Los Portsmouth High Patriots, como casi todos los equipos de béisbol de la escuela secundaria, tenían un juego de trucos en sus bolsillos.

Su lanzamiento se llamaba «Lanzamiento fantasma de pickoff»: el lanzador giró como un intento de pickoff, pero mantuvo la pelota en su guante. Sus jugadores de campo actuaron como si el lanzamiento se hubiera vuelto salvaje, hizo mucho ruido y lo persiguió, y el corredor, engañado, corrió a la siguiente base. El lanzador lo echaría casualmente.

Esta pieza funcionó. El lanzador Brendan Solecki recuerda haberlo usado dos veces, una cuando estaba en el equipo de Freshman y otra en el segundo año en la universidad. El corredor se enamoró de ambas veces. «Los padres no estaban muy contentos con Woonsocket», dice. «Como ‘Esto no es béisbol, esta es la liga de Bush'».

Pero el béisbol de la escuela secundaria y tal vez solo el béisbol de la escuela secundaria está diseñado para juegos de trucos. En niveles inferior Como una escuela secundaria, todo el mundo está tratando de divertirse aprendiendo, y parece cruel tratar de humillar demasiado a tu oponente. En el mayor Niveles, tal juego nunca funcionaría. La escuela secundaria es la interfaz entre la infancia y la edad adulta: los hombres jóvenes en el campo son lo suficientemente buenos como para lanzarse a los 80, lo suficientemente fuertes como para jugar frente a grandes exploradores en grandes campos, lo suficientemente pulidos para cliché. hablar. También son lo suficientemente jóvenes como para caer en un juego de trucos directamente de Little Big League.

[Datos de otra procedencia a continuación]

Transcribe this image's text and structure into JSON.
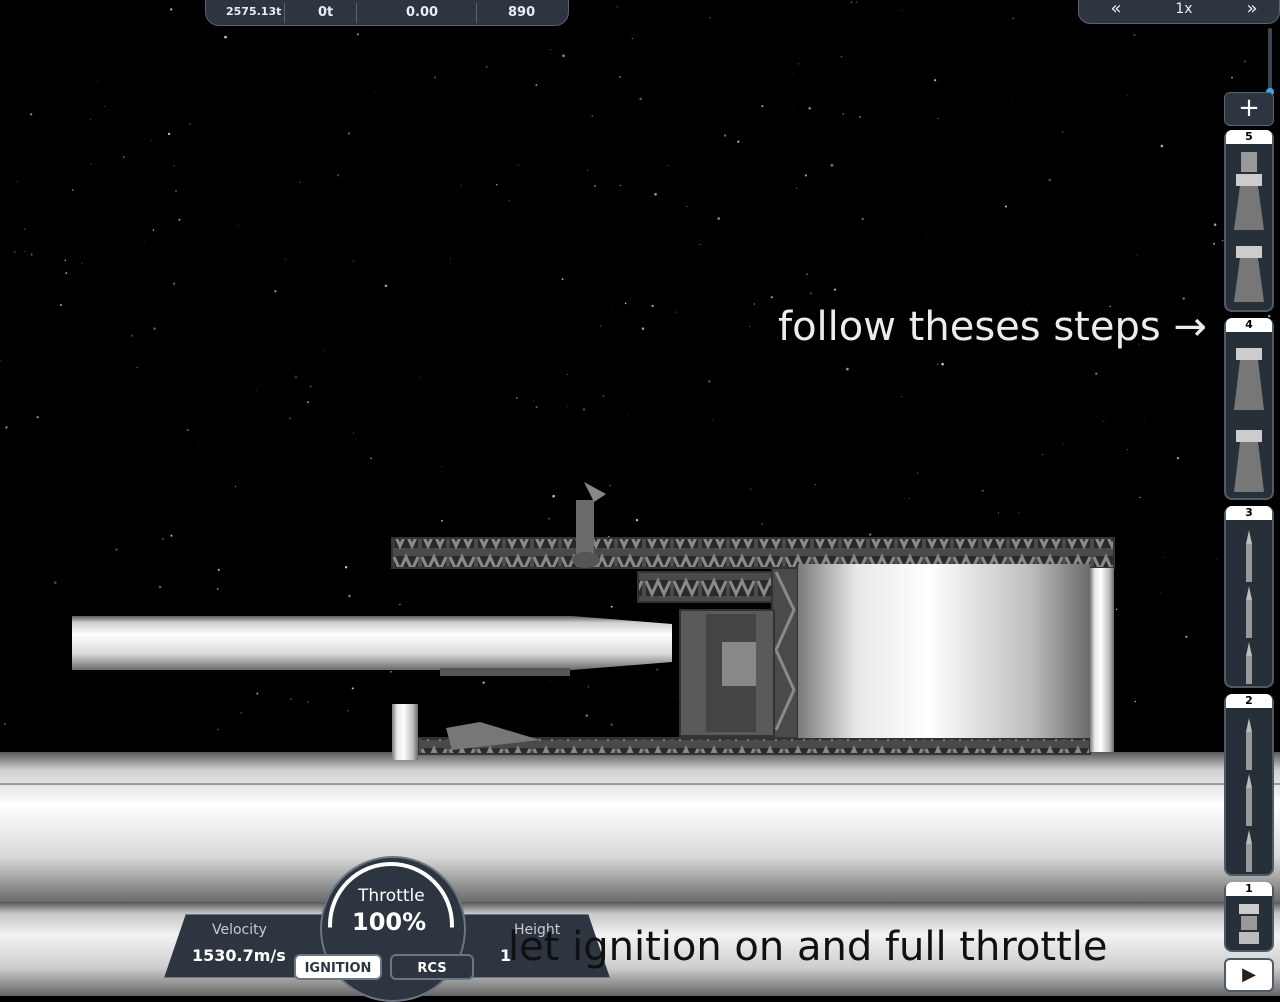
{
  "top_stats": {
    "mass": "2575.13t",
    "fuel": "0t",
    "thrust_to_weight": "0.00",
    "parts": "890"
  },
  "time_warp": {
    "slow_label": "«",
    "speed": "1x",
    "fast_label": "»"
  },
  "staging": {
    "add_stage_label": "+",
    "stages": [
      {
        "number": "5",
        "contents": "engines"
      },
      {
        "number": "4",
        "contents": "engines"
      },
      {
        "number": "3",
        "contents": "separators"
      },
      {
        "number": "2",
        "contents": "separators"
      },
      {
        "number": "1",
        "contents": "engine"
      }
    ],
    "activate_stage_label": "▶"
  },
  "annotations": {
    "steps_text": "follow theses steps →",
    "ignition_text": "let ignition on and full throttle"
  },
  "hud": {
    "velocity_label": "Velocity",
    "velocity_value": "1530.7m/s",
    "throttle_label": "Throttle",
    "throttle_value": "100%",
    "height_label": "Height",
    "height_value": "1",
    "ignition_label": "IGNITION",
    "rcs_label": "RCS"
  },
  "colors": {
    "panel": "#2c3540",
    "accent": "#3aa6ff"
  },
  "icons": {
    "slow_warp": "double-chevron-left-icon",
    "fast_warp": "double-chevron-right-icon",
    "play": "play-icon"
  }
}
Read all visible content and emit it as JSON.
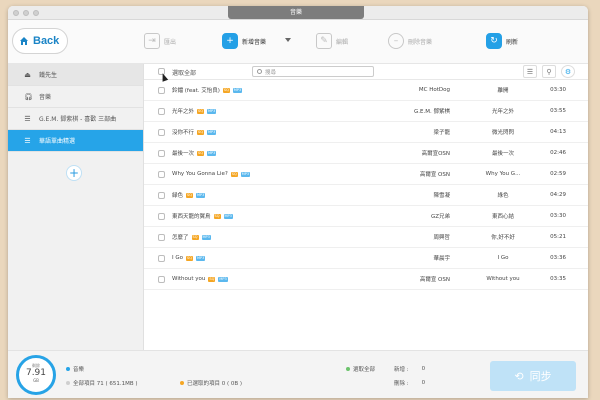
{
  "window": {
    "title": "音樂"
  },
  "toolbar": {
    "back_label": "Back",
    "items": [
      {
        "label": "匯出",
        "icon": "export-icon"
      },
      {
        "label": "新增音樂",
        "icon": "add-music-icon"
      },
      {
        "label": "編輯",
        "icon": "edit-icon"
      },
      {
        "label": "刪除音樂",
        "icon": "delete-icon"
      },
      {
        "label": "刷新",
        "icon": "refresh-icon"
      }
    ]
  },
  "sidebar": {
    "header": "鐵先生",
    "items": [
      {
        "label": "音樂",
        "icon": "headphones-icon"
      },
      {
        "label": "G.E.M. 鄧紫棋 - 喜歡 三部曲",
        "icon": "playlist-icon"
      },
      {
        "label": "華語單曲精選",
        "icon": "playlist-icon",
        "selected": true
      }
    ],
    "add_label": "+"
  },
  "list": {
    "select_all_label": "選取全部",
    "search_placeholder": "搜尋",
    "badges": {
      "sq": "SQ",
      "mp3": "MP3"
    },
    "songs": [
      {
        "title": "鈴鐺 (feat. 艾怡良)",
        "artist": "MC HotDog",
        "album": "離開",
        "time": "03:30"
      },
      {
        "title": "光年之外",
        "artist": "G.E.M. 鄧紫棋",
        "album": "光年之外",
        "time": "03:55"
      },
      {
        "title": "沒你不行",
        "artist": "梁子龍",
        "album": "微光閃閃",
        "time": "04:13"
      },
      {
        "title": "最後一次",
        "artist": "高爾宣OSN",
        "album": "最後一次",
        "time": "02:46"
      },
      {
        "title": "Why You Gonna Lie?",
        "artist": "高爾宣 OSN",
        "album": "Why You G...",
        "time": "02:59"
      },
      {
        "title": "緑色",
        "artist": "陳雪凝",
        "album": "綠色",
        "time": "04:29"
      },
      {
        "title": "東西天龍的翼鳥",
        "artist": "GZ兄弟",
        "album": "東西心結",
        "time": "03:30"
      },
      {
        "title": "怎麼了",
        "artist": "周興哲",
        "album": "你,好不好",
        "time": "05:21"
      },
      {
        "title": "I Go",
        "artist": "華晨宇",
        "album": "I Go",
        "time": "03:36"
      },
      {
        "title": "Without you",
        "artist": "高爾宣 OSN",
        "album": "Without you",
        "time": "03:35"
      }
    ]
  },
  "bottom": {
    "storage_label": "剩餘",
    "storage_value": "7.91",
    "storage_unit": "GB",
    "legend_music": "音樂",
    "legend_all": "全部項目 71 ( 651.1MB )",
    "legend_selected": "已選取的項目 0 ( 0B )",
    "legend_select_all": "選取全部",
    "added_label": "新增 :",
    "added_value": "0",
    "deleted_label": "刪除 :",
    "deleted_value": "0",
    "sync_label": "同步"
  },
  "colors": {
    "accent": "#26a4e8",
    "badge_sq": "#f5a623",
    "badge_mp3": "#5bb8ee",
    "background": "#ead7bd"
  }
}
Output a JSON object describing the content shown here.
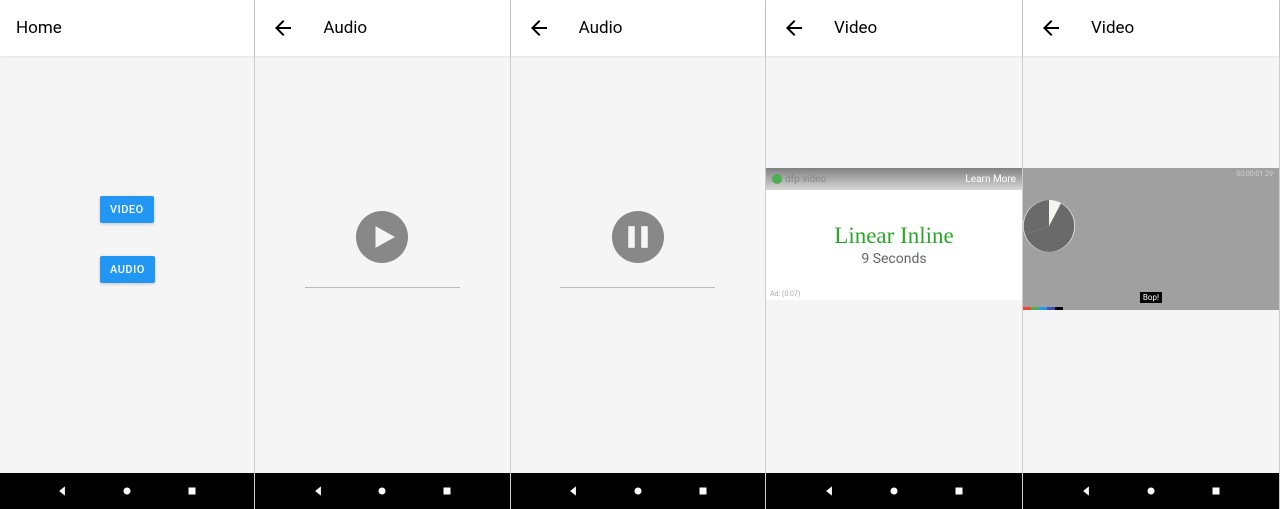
{
  "screens": {
    "home": {
      "title": "Home",
      "buttons": {
        "video": "VIDEO",
        "audio": "AUDIO"
      }
    },
    "audio_play": {
      "title": "Audio"
    },
    "audio_pause": {
      "title": "Audio"
    },
    "video1": {
      "title": "Video",
      "player_badge": "dfp video",
      "learn_more": "Learn More",
      "content_title": "Linear Inline",
      "content_subtitle": "9 Seconds",
      "ad_label": "Ad: (0:07)"
    },
    "video2": {
      "title": "Video",
      "timecode": "00:00:01.29",
      "bop_label": "Bop!"
    }
  }
}
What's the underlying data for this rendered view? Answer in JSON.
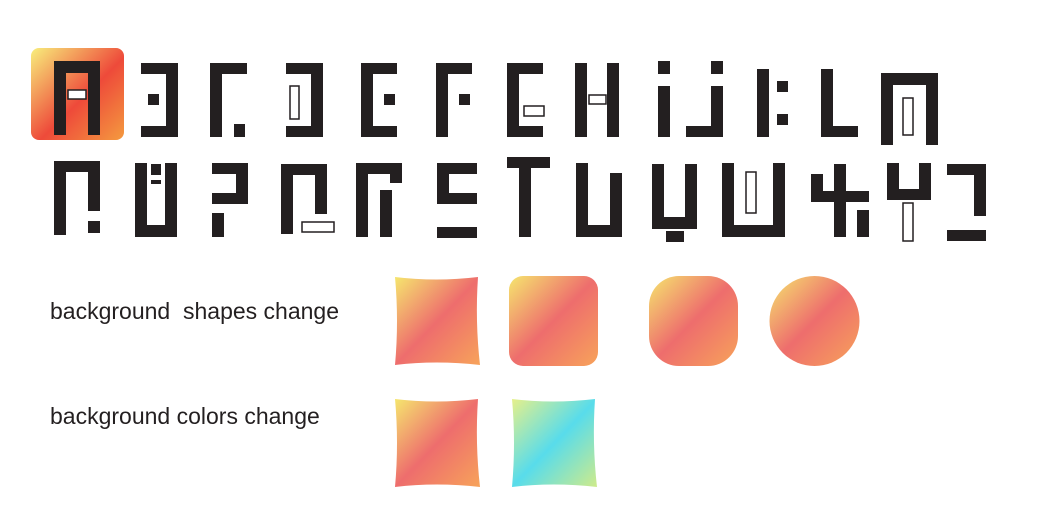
{
  "rows": {
    "shapes_label": "background  shapes change",
    "colors_label": "background colors change"
  },
  "colors": {
    "ink": "#231f20",
    "warm_gradient": [
      "#f5e66e",
      "#ee6d6d",
      "#f7a35a"
    ],
    "warm_gradient_highlight": [
      "#f8ef7c",
      "#ee4a3a",
      "#f49a3f"
    ],
    "cool_gradient": [
      "#e6f08a",
      "#58dceb",
      "#cfeb8a"
    ]
  },
  "swatch_shapes": [
    "pinched-square",
    "soft-rounded-square",
    "rounded-square",
    "circle"
  ],
  "glyph_rows": 2,
  "glyph_count": 26
}
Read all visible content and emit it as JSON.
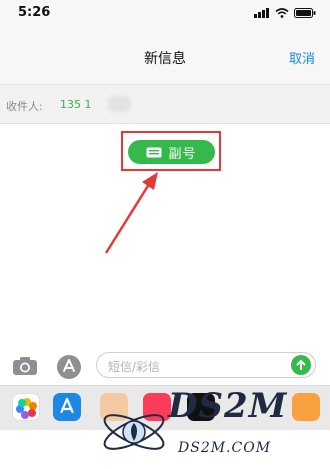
{
  "status_bar": {
    "time": "5:26"
  },
  "nav": {
    "title": "新信息",
    "cancel_label": "取消"
  },
  "recipient": {
    "label": "收件人:",
    "value": "135 1"
  },
  "line_selector": {
    "label": "副号",
    "icon": "sim-card-icon"
  },
  "input": {
    "placeholder": "短信/彩信"
  },
  "toolbar": {
    "camera_icon": "camera-icon",
    "appstore_icon": "app-store-icon",
    "send_icon": "arrow-up-icon"
  },
  "colors": {
    "accent_blue": "#1a86e8",
    "accent_green": "#35b94b",
    "highlight_red": "#e53935"
  },
  "watermark": {
    "brand": "DS2M",
    "domain": "DS2M.COM"
  }
}
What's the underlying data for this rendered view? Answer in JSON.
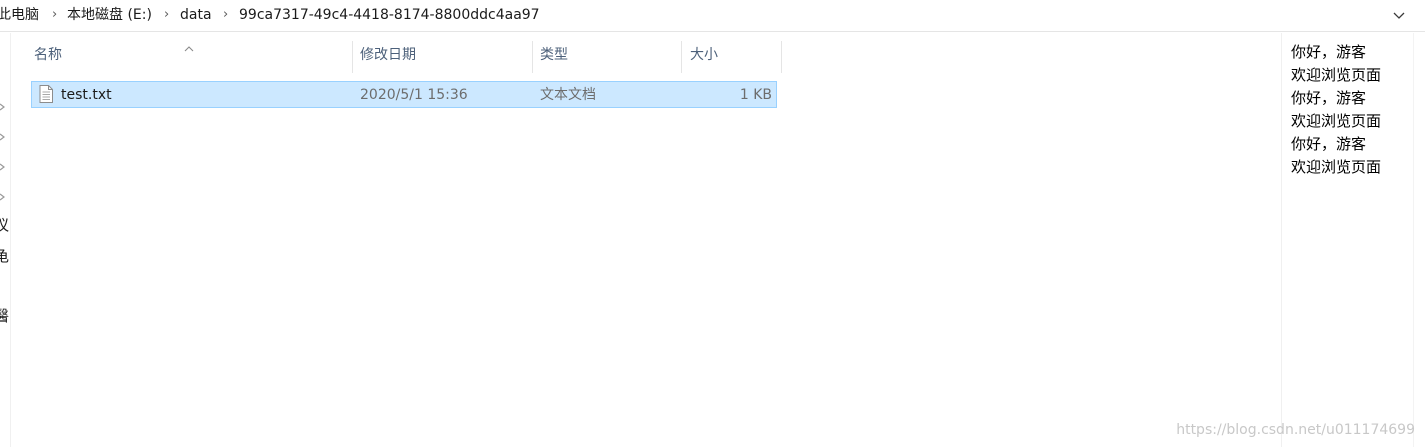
{
  "address_bar": {
    "crumbs": [
      "此电脑",
      "本地磁盘 (E:)",
      "data",
      "99ca7317-49c4-4418-8174-8800ddc4aa97"
    ],
    "separator": "›",
    "dropdown_icon": "chevron-down-icon"
  },
  "nav_pane": {
    "partial_labels": [
      "议",
      "龟",
      "醫"
    ]
  },
  "columns": {
    "name": "名称",
    "date_modified": "修改日期",
    "type": "类型",
    "size": "大小",
    "sort_indicator": "^"
  },
  "files": [
    {
      "name": "test.txt",
      "date_modified": "2020/5/1 15:36",
      "type": "文本文档",
      "size": "1 KB",
      "icon": "text-file-icon",
      "selected": true
    }
  ],
  "preview": {
    "lines": [
      "你好，游客",
      "欢迎浏览页面",
      "你好，游客",
      "欢迎浏览页面",
      "你好，游客",
      "欢迎浏览页面"
    ]
  },
  "watermark": "https://blog.csdn.net/u011174699",
  "colors": {
    "selection_bg": "#cce8ff",
    "selection_border": "#99d1ff",
    "header_text": "#4c607a",
    "secondary_text": "#6d6d6d"
  }
}
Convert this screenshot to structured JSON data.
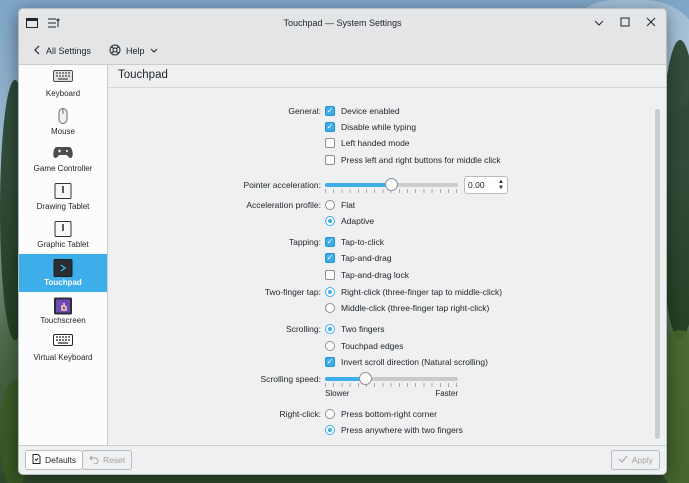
{
  "window": {
    "title": "Touchpad — System Settings"
  },
  "toolbar": {
    "back_label": "All Settings",
    "help_label": "Help"
  },
  "sidebar": {
    "items": [
      {
        "label": "Keyboard",
        "icon": "keyboard-icon"
      },
      {
        "label": "Mouse",
        "icon": "mouse-icon"
      },
      {
        "label": "Game Controller",
        "icon": "gamepad-icon"
      },
      {
        "label": "Drawing Tablet",
        "icon": "tablet-icon"
      },
      {
        "label": "Graphic Tablet",
        "icon": "tablet-icon"
      },
      {
        "label": "Touchpad",
        "icon": "touchpad-icon",
        "active": true
      },
      {
        "label": "Touchscreen",
        "icon": "touchscreen-icon"
      },
      {
        "label": "Virtual Keyboard",
        "icon": "keyboard-icon"
      }
    ]
  },
  "page": {
    "title": "Touchpad"
  },
  "general": {
    "label": "General:",
    "options": [
      {
        "label": "Device enabled",
        "checked": true
      },
      {
        "label": "Disable while typing",
        "checked": true
      },
      {
        "label": "Left handed mode",
        "checked": false
      },
      {
        "label": "Press left and right buttons for middle click",
        "checked": false
      }
    ]
  },
  "pointer": {
    "label": "Pointer acceleration:",
    "value": "0.00",
    "level": 0.5
  },
  "accel_profile": {
    "label": "Acceleration profile:",
    "options": [
      {
        "label": "Flat",
        "selected": false
      },
      {
        "label": "Adaptive",
        "selected": true
      }
    ]
  },
  "tapping": {
    "label": "Tapping:",
    "options": [
      {
        "label": "Tap-to-click",
        "checked": true
      },
      {
        "label": "Tap-and-drag",
        "checked": true
      },
      {
        "label": "Tap-and-drag lock",
        "checked": false
      }
    ]
  },
  "two_finger": {
    "label": "Two-finger tap:",
    "options": [
      {
        "label": "Right-click (three-finger tap to middle-click)",
        "selected": true
      },
      {
        "label": "Middle-click (three-finger tap right-click)",
        "selected": false
      }
    ]
  },
  "scrolling": {
    "label": "Scrolling:",
    "options": [
      {
        "label": "Two fingers",
        "selected": true
      },
      {
        "label": "Touchpad edges",
        "selected": false
      }
    ],
    "invert_label": "Invert scroll direction (Natural scrolling)",
    "invert_checked": true
  },
  "scroll_speed": {
    "label": "Scrolling speed:",
    "slower": "Slower",
    "faster": "Faster",
    "level": 0.3
  },
  "right_click": {
    "label": "Right-click:",
    "options": [
      {
        "label": "Press bottom-right corner",
        "selected": false
      },
      {
        "label": "Press anywhere with two fingers",
        "selected": true
      }
    ]
  },
  "footer": {
    "defaults_label": "Defaults",
    "reset_label": "Reset",
    "apply_label": "Apply"
  },
  "colors": {
    "accent": "#3daee9"
  }
}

En 2005, un padre recurrió al entrenador de Portsmouth, Dave Ulmschneider, para obtener un libro interesante que encontró. Resultó ser más un folleto:

Hubo 16 juegos con una o dos páginas de explicación para uso y defensa. Muchos de los juegos claramente hicieron trampa, como el corredor que se va a casa desde el segundo y se salta (o «corta») la tercera base cuando los árbitros miraron para otro lado. Algunos eran solo béisbol, cosas que todo equipo hacía, como robo tardío. Algunos no parecían funcionar, otros no parecían realistas. Luego había una pieza llamada «Skunk in the Outfield».

Entonces sucedió que un estudiante de Portsmouth llamado Johnny Pedrotty estaba en el campo correcto en el Juego 2 de la serie del Campeonato Estatal de Rhode Island, que una multitud de mil fanáticos estalló en un caos profano y que un jugador de cuadro estrella se volvió casi negro por el estrés y eso Ulmschneider no estaba seguro de cómo detener lo que había desatado. Entonces el béisbol se rompió por dos minutos y 32 segundos.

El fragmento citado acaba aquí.